Dead in a Dumpster: Two Teens Kill Infant Son

AMY GROSSBERG WENT INTO labor just after midnight. She was in her freshman dorm room at the University of Delaware, in pain and terrified. She couldn't go to the hospital. Only 18, she had spent the last nine months hiding her pregnancy from her well-to-do parents, perhaps afraid to shatter their suburb- perfect image of their lovely, artistic daughter. So she called the baby's father, Brian Peterson Jr., also 18, at his college in Gettysburg, Pa. He arrived three hours later in his black Toyota Celica, took her to a nearby Comfort Inn motel and paid $52 for Room 220. What happened next is equal parts mystery and tragedy. Police say a healthy baby boy--20 inches long; 6 pounds, 2 ounces--was born toward morning. Brian told the authorities that he put the child in a plastic bag and deposited him in the motel Dumpster. The students returned to their colleges--stopping at a carwash, perhaps to clean up the Celica's interior--and hoped that their gilded, carefree lives would go on as if nothing had happened. But something had. The next day, police say, they found the infant--shaken to death and with his skull and brain crushed. Amy and Brian were charged with murder. If they're convicted, the Delaware attorney general says she will ask for the death penalty.

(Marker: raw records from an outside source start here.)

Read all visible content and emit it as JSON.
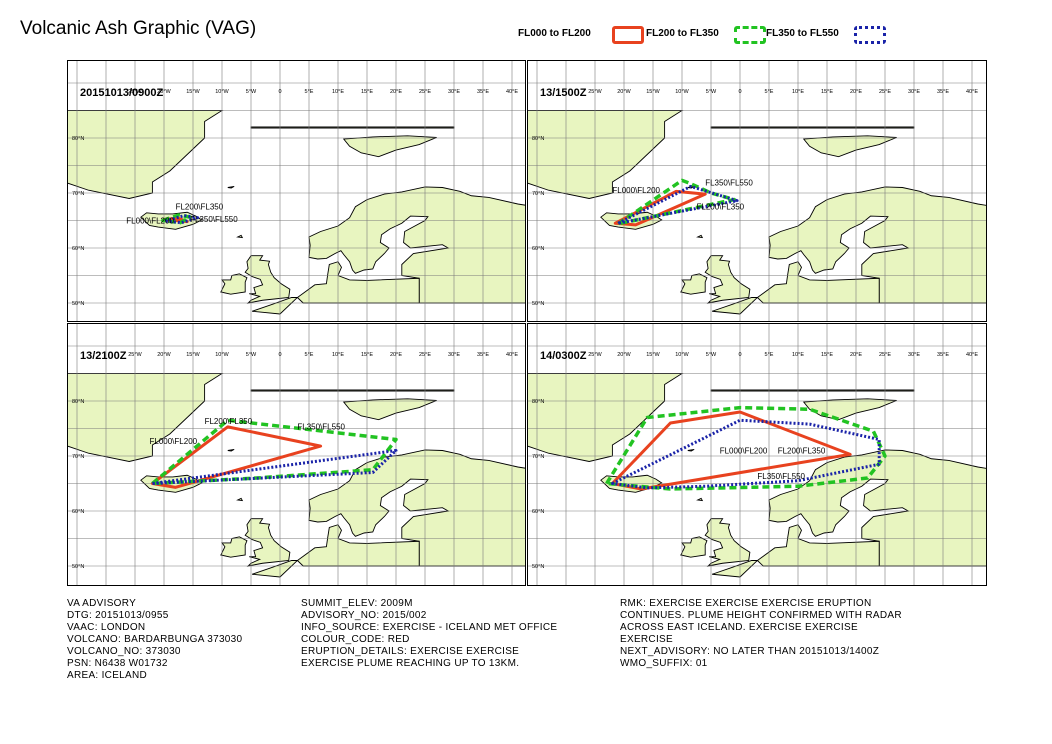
{
  "title": "Volcanic Ash Graphic (VAG)",
  "legend": [
    {
      "label": "FL000 to FL200",
      "color": "#e8421f",
      "style": "solid"
    },
    {
      "label": "FL200 to FL350",
      "color": "#22c322",
      "style": "dashed"
    },
    {
      "label": "FL350 to FL550",
      "color": "#1a23a8",
      "style": "dotted"
    }
  ],
  "map": {
    "lon_labels": [
      "25°W",
      "20°W",
      "15°W",
      "10°W",
      "5°W",
      "0",
      "5°E",
      "10°E",
      "15°E",
      "20°E",
      "25°E",
      "30°E",
      "35°E",
      "40°E"
    ],
    "lat_labels": [
      "80°N",
      "70°N",
      "60°N",
      "50°N"
    ],
    "land_color": "#e8f5c0",
    "sea_color": "#ffffff"
  },
  "panels": [
    {
      "dtg": "20151013/0900Z",
      "labels": [
        {
          "text": "FL200\\FL350",
          "lon": -18.0,
          "lat": 67.0
        },
        {
          "text": "FL000\\FL200",
          "lon": -26.5,
          "lat": 64.5
        },
        {
          "text": "FL350\\FL550",
          "lon": -15.5,
          "lat": 64.7
        }
      ],
      "polys": [
        {
          "level": 0,
          "pts": [
            [
              -20,
              65.2
            ],
            [
              -17.5,
              65.4
            ],
            [
              -16,
              64.8
            ]
          ]
        },
        {
          "level": 1,
          "pts": [
            [
              -20.2,
              65.0
            ],
            [
              -17.5,
              66.0
            ],
            [
              -15.5,
              65.6
            ],
            [
              -17.2,
              64.6
            ]
          ]
        },
        {
          "level": 2,
          "pts": [
            [
              -19.8,
              64.9
            ],
            [
              -16.5,
              65.9
            ],
            [
              -14.2,
              65.5
            ],
            [
              -17.0,
              64.6
            ]
          ]
        }
      ]
    },
    {
      "dtg": "13/1500Z",
      "labels": [
        {
          "text": "FL350\\FL550",
          "lon": -6.0,
          "lat": 71.4
        },
        {
          "text": "FL000\\FL200",
          "lon": -22.0,
          "lat": 70.0
        },
        {
          "text": "FL200\\FL350",
          "lon": -7.5,
          "lat": 67.0
        }
      ],
      "polys": [
        {
          "level": 0,
          "pts": [
            [
              -21.5,
              64.5
            ],
            [
              -18,
              64.2
            ],
            [
              -6,
              69.8
            ],
            [
              -11,
              70.3
            ]
          ]
        },
        {
          "level": 1,
          "pts": [
            [
              -21,
              64.4
            ],
            [
              -10,
              72.3
            ],
            [
              -8.5,
              71.7
            ],
            [
              -5,
              70.0
            ],
            [
              -1,
              68.8
            ]
          ]
        },
        {
          "level": 2,
          "pts": [
            [
              -21,
              64.5
            ],
            [
              -8.5,
              71.2
            ],
            [
              -0.5,
              68.6
            ]
          ]
        }
      ]
    },
    {
      "dtg": "13/2100Z",
      "labels": [
        {
          "text": "FL200\\FL350",
          "lon": -13.0,
          "lat": 75.8
        },
        {
          "text": "FL350\\FL550",
          "lon": 3.0,
          "lat": 74.8
        },
        {
          "text": "FL000\\FL200",
          "lon": -22.5,
          "lat": 72.2
        }
      ],
      "polys": [
        {
          "level": 0,
          "pts": [
            [
              -22,
              65.0
            ],
            [
              -18,
              64.3
            ],
            [
              7,
              71.8
            ],
            [
              -9,
              75.3
            ]
          ]
        },
        {
          "level": 1,
          "pts": [
            [
              -22,
              65.0
            ],
            [
              -9,
              76.5
            ],
            [
              20,
              73.0
            ],
            [
              16,
              67.5
            ],
            [
              -4,
              66.0
            ]
          ]
        },
        {
          "level": 2,
          "pts": [
            [
              -22,
              65.0
            ],
            [
              20,
              71.0
            ],
            [
              16,
              67.0
            ]
          ]
        }
      ]
    },
    {
      "dtg": "14/0300Z",
      "labels": [
        {
          "text": "FL000\\FL200",
          "lon": -3.5,
          "lat": 70.5
        },
        {
          "text": "FL200\\FL350",
          "lon": 6.5,
          "lat": 70.5
        },
        {
          "text": "FL350\\FL550",
          "lon": 3.0,
          "lat": 65.8
        }
      ],
      "polys": [
        {
          "level": 0,
          "pts": [
            [
              -22,
              65.0
            ],
            [
              -17,
              64.0
            ],
            [
              19,
              70.3
            ],
            [
              0,
              78.0
            ],
            [
              -12,
              76.0
            ]
          ]
        },
        {
          "level": 1,
          "pts": [
            [
              -23,
              65.0
            ],
            [
              -16,
              77.0
            ],
            [
              0,
              78.8
            ],
            [
              12,
              78.5
            ],
            [
              23,
              74.5
            ],
            [
              25,
              70.0
            ],
            [
              22,
              66.0
            ],
            [
              10,
              64.5
            ],
            [
              -12,
              64.0
            ]
          ]
        },
        {
          "level": 2,
          "pts": [
            [
              -22,
              65.0
            ],
            [
              0,
              76.5
            ],
            [
              12,
              75.8
            ],
            [
              24,
              73.0
            ],
            [
              24,
              68.5
            ],
            [
              10,
              65.5
            ],
            [
              -6,
              64.5
            ],
            [
              -16,
              64.2
            ]
          ]
        }
      ]
    }
  ],
  "advisory_col1": [
    "VA ADVISORY",
    "DTG: 20151013/0955",
    "VAAC: LONDON",
    "VOLCANO: BARDARBUNGA 373030",
    "VOLCANO_NO: 373030",
    "PSN: N6438 W01732",
    "AREA: ICELAND"
  ],
  "advisory_col2": [
    "SUMMIT_ELEV: 2009M",
    "ADVISORY_NO: 2015/002",
    "INFO_SOURCE: EXERCISE - ICELAND MET OFFICE",
    "COLOUR_CODE: RED",
    "ERUPTION_DETAILS: EXERCISE  EXERCISE",
    "EXERCISE PLUME REACHING UP TO 13KM."
  ],
  "advisory_col3": [
    "RMK: EXERCISE  EXERCISE  EXERCISE ERUPTION",
    "CONTINUES. PLUME HEIGHT CONFIRMED WITH RADAR",
    "ACROSS EAST ICELAND.  EXERCISE EXERCISE",
    "EXERCISE",
    "NEXT_ADVISORY: NO LATER THAN 20151013/1400Z",
    "WMO_SUFFIX: 01"
  ]
}
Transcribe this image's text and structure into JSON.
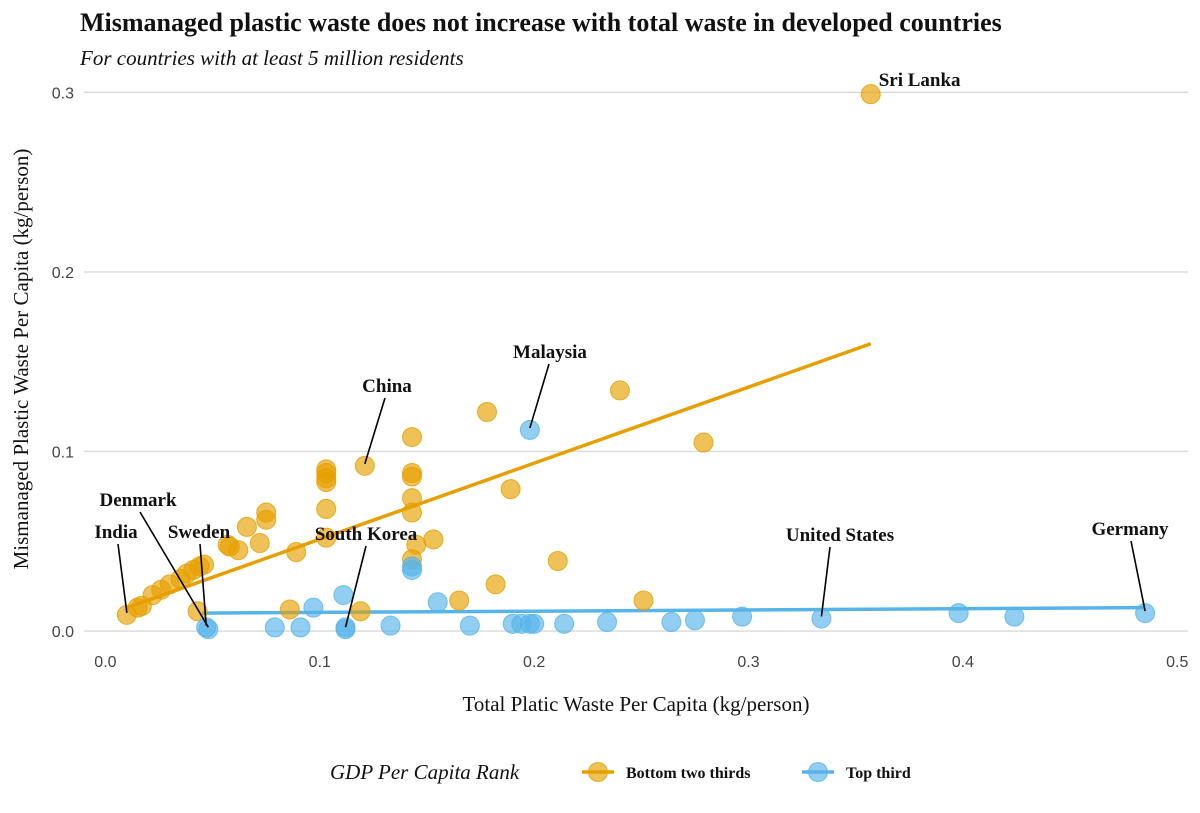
{
  "chart_data": {
    "type": "scatter",
    "title": "Mismanaged plastic waste does not increase with total waste in developed countries",
    "subtitle": "For countries with at least 5 million residents",
    "xlabel": "Total Platic Waste Per Capita (kg/person)",
    "ylabel": "Mismanaged Plastic Waste Per Capita (kg/person)",
    "xlim": [
      -0.01,
      0.505
    ],
    "ylim": [
      -0.005,
      0.308
    ],
    "x_ticks": [
      0.0,
      0.1,
      0.2,
      0.3,
      0.4,
      0.5
    ],
    "x_tick_labels": [
      "0.0",
      "0.1",
      "0.2",
      "0.3",
      "0.4",
      "0.5"
    ],
    "y_ticks": [
      0.0,
      0.1,
      0.2,
      0.3
    ],
    "y_tick_labels": [
      "0.0",
      "0.1",
      "0.2",
      "0.3"
    ],
    "grid": "horizontal",
    "legend": {
      "title": "GDP Per Capita Rank",
      "position": "bottom"
    },
    "series": [
      {
        "name": "Bottom two thirds",
        "color": "#E69F00",
        "trend": {
          "x": [
            0.01,
            0.357
          ],
          "y": [
            0.013,
            0.16
          ]
        },
        "points": [
          [
            0.01,
            0.009
          ],
          [
            0.015,
            0.013
          ],
          [
            0.017,
            0.014
          ],
          [
            0.022,
            0.02
          ],
          [
            0.026,
            0.023
          ],
          [
            0.03,
            0.026
          ],
          [
            0.035,
            0.029
          ],
          [
            0.038,
            0.032
          ],
          [
            0.041,
            0.034
          ],
          [
            0.044,
            0.036
          ],
          [
            0.046,
            0.037
          ],
          [
            0.043,
            0.011
          ],
          [
            0.057,
            0.048
          ],
          [
            0.058,
            0.047
          ],
          [
            0.062,
            0.045
          ],
          [
            0.066,
            0.058
          ],
          [
            0.072,
            0.049
          ],
          [
            0.075,
            0.066
          ],
          [
            0.075,
            0.062
          ],
          [
            0.086,
            0.012
          ],
          [
            0.089,
            0.044
          ],
          [
            0.103,
            0.09
          ],
          [
            0.103,
            0.088
          ],
          [
            0.103,
            0.085
          ],
          [
            0.103,
            0.083
          ],
          [
            0.103,
            0.068
          ],
          [
            0.103,
            0.052
          ],
          [
            0.119,
            0.011
          ],
          [
            0.121,
            0.092
          ],
          [
            0.143,
            0.108
          ],
          [
            0.143,
            0.088
          ],
          [
            0.143,
            0.086
          ],
          [
            0.143,
            0.074
          ],
          [
            0.143,
            0.066
          ],
          [
            0.143,
            0.04
          ],
          [
            0.145,
            0.048
          ],
          [
            0.153,
            0.051
          ],
          [
            0.165,
            0.017
          ],
          [
            0.178,
            0.122
          ],
          [
            0.182,
            0.026
          ],
          [
            0.189,
            0.079
          ],
          [
            0.211,
            0.039
          ],
          [
            0.24,
            0.134
          ],
          [
            0.251,
            0.017
          ],
          [
            0.279,
            0.105
          ],
          [
            0.357,
            0.299
          ]
        ]
      },
      {
        "name": "Top third",
        "color": "#56B4E9",
        "trend": {
          "x": [
            0.045,
            0.485
          ],
          "y": [
            0.01,
            0.013
          ]
        },
        "points": [
          [
            0.047,
            0.002
          ],
          [
            0.048,
            0.001
          ],
          [
            0.079,
            0.002
          ],
          [
            0.091,
            0.002
          ],
          [
            0.097,
            0.013
          ],
          [
            0.111,
            0.02
          ],
          [
            0.112,
            0.001
          ],
          [
            0.112,
            0.002
          ],
          [
            0.133,
            0.003
          ],
          [
            0.143,
            0.036
          ],
          [
            0.143,
            0.034
          ],
          [
            0.155,
            0.016
          ],
          [
            0.17,
            0.003
          ],
          [
            0.19,
            0.004
          ],
          [
            0.194,
            0.004
          ],
          [
            0.198,
            0.112
          ],
          [
            0.198,
            0.004
          ],
          [
            0.2,
            0.004
          ],
          [
            0.214,
            0.004
          ],
          [
            0.234,
            0.005
          ],
          [
            0.264,
            0.005
          ],
          [
            0.275,
            0.006
          ],
          [
            0.297,
            0.008
          ],
          [
            0.334,
            0.007
          ],
          [
            0.398,
            0.01
          ],
          [
            0.424,
            0.008
          ],
          [
            0.485,
            0.01
          ]
        ]
      }
    ],
    "annotations": [
      {
        "label": "Sri Lanka",
        "x": 0.357,
        "y": 0.299
      },
      {
        "label": "Malaysia",
        "x": 0.198,
        "y": 0.112
      },
      {
        "label": "China",
        "x": 0.121,
        "y": 0.092
      },
      {
        "label": "Denmark",
        "x": 0.048,
        "y": 0.001
      },
      {
        "label": "India",
        "x": 0.01,
        "y": 0.009
      },
      {
        "label": "Sweden",
        "x": 0.047,
        "y": 0.002
      },
      {
        "label": "South Korea",
        "x": 0.112,
        "y": 0.001
      },
      {
        "label": "United States",
        "x": 0.334,
        "y": 0.007
      },
      {
        "label": "Germany",
        "x": 0.485,
        "y": 0.01
      }
    ]
  }
}
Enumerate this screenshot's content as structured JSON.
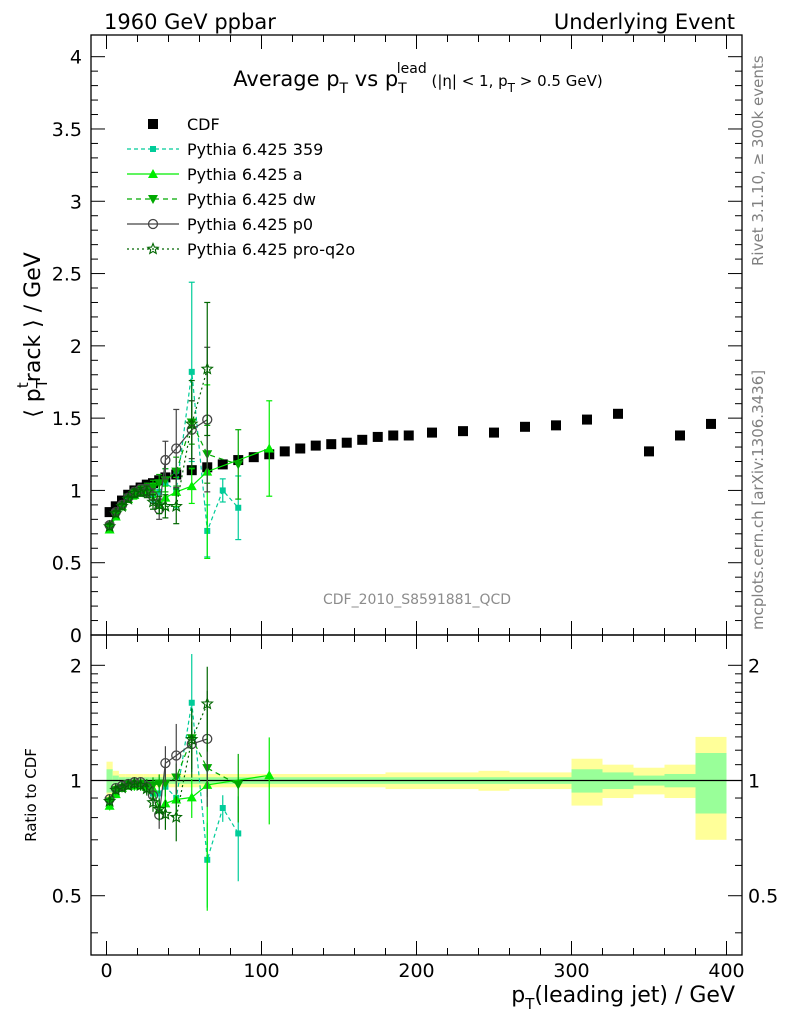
{
  "header": {
    "left": "1960 GeV ppbar",
    "right": "Underlying Event"
  },
  "side_labels": {
    "rivet": "Rivet 3.1.10, ≥ 300k events",
    "mcplots": "mcplots.cern.ch [arXiv:1306.3436]"
  },
  "watermark": "CDF_2010_S8591881_QCD",
  "chart_data": [
    {
      "type": "scatter",
      "title": {
        "a": "Average p",
        "b": "T",
        "c": " vs p",
        "d": "T",
        "e": "lead",
        "f": " (|η| < 1, p",
        "g": "T",
        "h": " > 0.5 GeV)"
      },
      "ylabel": {
        "a": "⟨ p",
        "b": "T",
        "c": "t",
        "d": "rack ⟩ / GeV"
      },
      "xlim": [
        -10,
        410
      ],
      "ylim": [
        0,
        4.15
      ],
      "yticks": [
        "0",
        "0.5",
        "1",
        "1.5",
        "2",
        "2.5",
        "3",
        "3.5",
        "4"
      ],
      "legend_position": "top-left",
      "series": [
        {
          "name": "CDF",
          "color": "#000000",
          "marker": "square",
          "dash": "none",
          "x": [
            2,
            6,
            10,
            14,
            18,
            22,
            26,
            30,
            34,
            38,
            45,
            55,
            65,
            75,
            85,
            95,
            105,
            115,
            125,
            135,
            145,
            155,
            165,
            175,
            185,
            195,
            210,
            230,
            250,
            270,
            290,
            310,
            330,
            350,
            370,
            390
          ],
          "y": [
            0.85,
            0.89,
            0.93,
            0.97,
            1.0,
            1.02,
            1.04,
            1.05,
            1.07,
            1.09,
            1.11,
            1.14,
            1.16,
            1.18,
            1.21,
            1.23,
            1.25,
            1.27,
            1.29,
            1.31,
            1.32,
            1.33,
            1.35,
            1.37,
            1.38,
            1.38,
            1.4,
            1.41,
            1.4,
            1.44,
            1.45,
            1.49,
            1.53,
            1.27,
            1.38,
            1.46
          ]
        },
        {
          "name": "Pythia 6.425 359",
          "color": "#00cc99",
          "marker": "smallsquare",
          "dash": "4,3",
          "x": [
            2,
            6,
            10,
            14,
            18,
            22,
            26,
            30,
            34,
            38,
            45,
            55,
            65,
            75,
            85
          ],
          "y": [
            0.74,
            0.83,
            0.89,
            0.94,
            0.98,
            1.0,
            1.0,
            0.97,
            0.99,
            1.05,
            1.0,
            1.82,
            0.72,
            1.0,
            0.88
          ],
          "err": [
            0.02,
            0.02,
            0.02,
            0.02,
            0.03,
            0.03,
            0.04,
            0.05,
            0.08,
            0.1,
            0.12,
            0.62,
            0.18,
            0.08,
            0.22
          ]
        },
        {
          "name": "Pythia 6.425 a",
          "color": "#00ee00",
          "marker": "triangle",
          "dash": "none",
          "x": [
            2,
            6,
            10,
            14,
            18,
            22,
            26,
            30,
            34,
            38,
            45,
            55,
            65,
            105
          ],
          "y": [
            0.73,
            0.82,
            0.89,
            0.94,
            0.97,
            0.99,
            1.0,
            1.0,
            0.9,
            0.95,
            0.99,
            1.03,
            1.13,
            1.29
          ],
          "err": [
            0.02,
            0.02,
            0.02,
            0.02,
            0.03,
            0.03,
            0.04,
            0.05,
            0.06,
            0.08,
            0.1,
            0.12,
            0.6,
            0.33
          ]
        },
        {
          "name": "Pythia 6.425 dw",
          "color": "#00aa00",
          "marker": "triangledown",
          "dash": "5,4",
          "x": [
            2,
            6,
            10,
            14,
            18,
            22,
            26,
            30,
            34,
            38,
            45,
            55,
            65,
            85
          ],
          "y": [
            0.75,
            0.84,
            0.89,
            0.95,
            0.98,
            1.0,
            1.01,
            1.02,
            1.05,
            1.07,
            1.13,
            1.47,
            1.25,
            1.18
          ],
          "err": [
            0.02,
            0.02,
            0.02,
            0.02,
            0.03,
            0.03,
            0.04,
            0.05,
            0.06,
            0.08,
            0.1,
            0.15,
            0.2,
            0.24
          ]
        },
        {
          "name": "Pythia 6.425 p0",
          "color": "#444444",
          "marker": "circle",
          "dash": "none",
          "x": [
            2,
            6,
            10,
            14,
            18,
            22,
            26,
            30,
            34,
            38,
            45,
            55,
            65
          ],
          "y": [
            0.76,
            0.85,
            0.9,
            0.95,
            0.99,
            1.01,
            1.0,
            0.96,
            0.87,
            1.21,
            1.29,
            1.42,
            1.49
          ],
          "err": [
            0.02,
            0.02,
            0.02,
            0.02,
            0.03,
            0.03,
            0.04,
            0.05,
            0.07,
            0.13,
            0.27,
            0.2,
            0.5
          ]
        },
        {
          "name": "Pythia 6.425 pro-q2o",
          "color": "#006600",
          "marker": "star",
          "dash": "2,3",
          "x": [
            2,
            6,
            10,
            14,
            18,
            22,
            26,
            30,
            34,
            38,
            45,
            55,
            65
          ],
          "y": [
            0.75,
            0.84,
            0.89,
            0.94,
            0.98,
            0.99,
            0.99,
            0.92,
            0.9,
            0.89,
            0.89,
            1.46,
            1.84
          ],
          "err": [
            0.02,
            0.02,
            0.02,
            0.02,
            0.03,
            0.03,
            0.04,
            0.05,
            0.06,
            0.08,
            0.12,
            0.3,
            0.46
          ]
        }
      ]
    },
    {
      "type": "scatter",
      "ylabel": "Ratio to CDF",
      "xlabel": {
        "a": "p",
        "b": "T",
        "c": "(leading jet) / GeV"
      },
      "xlim": [
        -10,
        410
      ],
      "ylim": [
        0.35,
        2.4
      ],
      "ylog": true,
      "yticks": [
        "0.5",
        "1",
        "2"
      ],
      "xticks": [
        "0",
        "100",
        "200",
        "300",
        "400"
      ],
      "reference_line": 1,
      "band_colors": {
        "stat": "#99ff99",
        "total": "#ffff99"
      },
      "bands": {
        "edges": [
          0,
          4,
          8,
          12,
          16,
          20,
          24,
          28,
          32,
          36,
          40,
          50,
          60,
          70,
          80,
          90,
          100,
          110,
          120,
          130,
          140,
          150,
          160,
          170,
          180,
          190,
          200,
          220,
          240,
          260,
          280,
          300,
          320,
          340,
          360,
          380,
          400
        ],
        "stat": [
          0.07,
          0.03,
          0.02,
          0.02,
          0.02,
          0.02,
          0.02,
          0.02,
          0.02,
          0.02,
          0.02,
          0.02,
          0.02,
          0.02,
          0.02,
          0.02,
          0.02,
          0.02,
          0.02,
          0.02,
          0.02,
          0.02,
          0.02,
          0.02,
          0.02,
          0.02,
          0.02,
          0.02,
          0.02,
          0.02,
          0.02,
          0.07,
          0.05,
          0.03,
          0.04,
          0.18
        ],
        "total": [
          0.12,
          0.06,
          0.04,
          0.04,
          0.04,
          0.04,
          0.04,
          0.04,
          0.04,
          0.04,
          0.04,
          0.04,
          0.04,
          0.04,
          0.04,
          0.04,
          0.04,
          0.04,
          0.04,
          0.04,
          0.04,
          0.04,
          0.04,
          0.04,
          0.05,
          0.05,
          0.05,
          0.05,
          0.06,
          0.05,
          0.05,
          0.14,
          0.1,
          0.08,
          0.1,
          0.3
        ]
      }
    }
  ]
}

Such grisly crimes aren't entirely uncommon. Last week a cleaning woman at a movie theater in New York's Long Island found an hours-old boy asphyxiated in a toilet. FBI statistics show that 207 children younger than a week were murdered in 1994, a 92 percent increase since 1973. There is a pattern to these deaths. The parents are usually young and poor; the mother frequently acts alone. But Grossberg and Peterson don't fit the profile, which is one reason their families--and suburban parents around the country--are so shaken. Both Grossberg and Peterson come from wealthy, stable homes. Friends describe them as ""good'' kids. They had access to abortion clinics, adoption agencies and counseling to handle an unwanted child. ""They were two wealthy kids who had so many options in life,'' Constantine Maroulis, a Grossberg family friend, told NEWSWEEK. Seeking out an abortion, or putting the baby up for adoption, perhaps seemed too risky to the teens: their families could somehow find out. The fear that this child would cost Grossberg and Peterson their privileged lives--and disappoint the people who had made their comfortable worlds possible--may have led the too-young parents into a spiral of fatal decisions.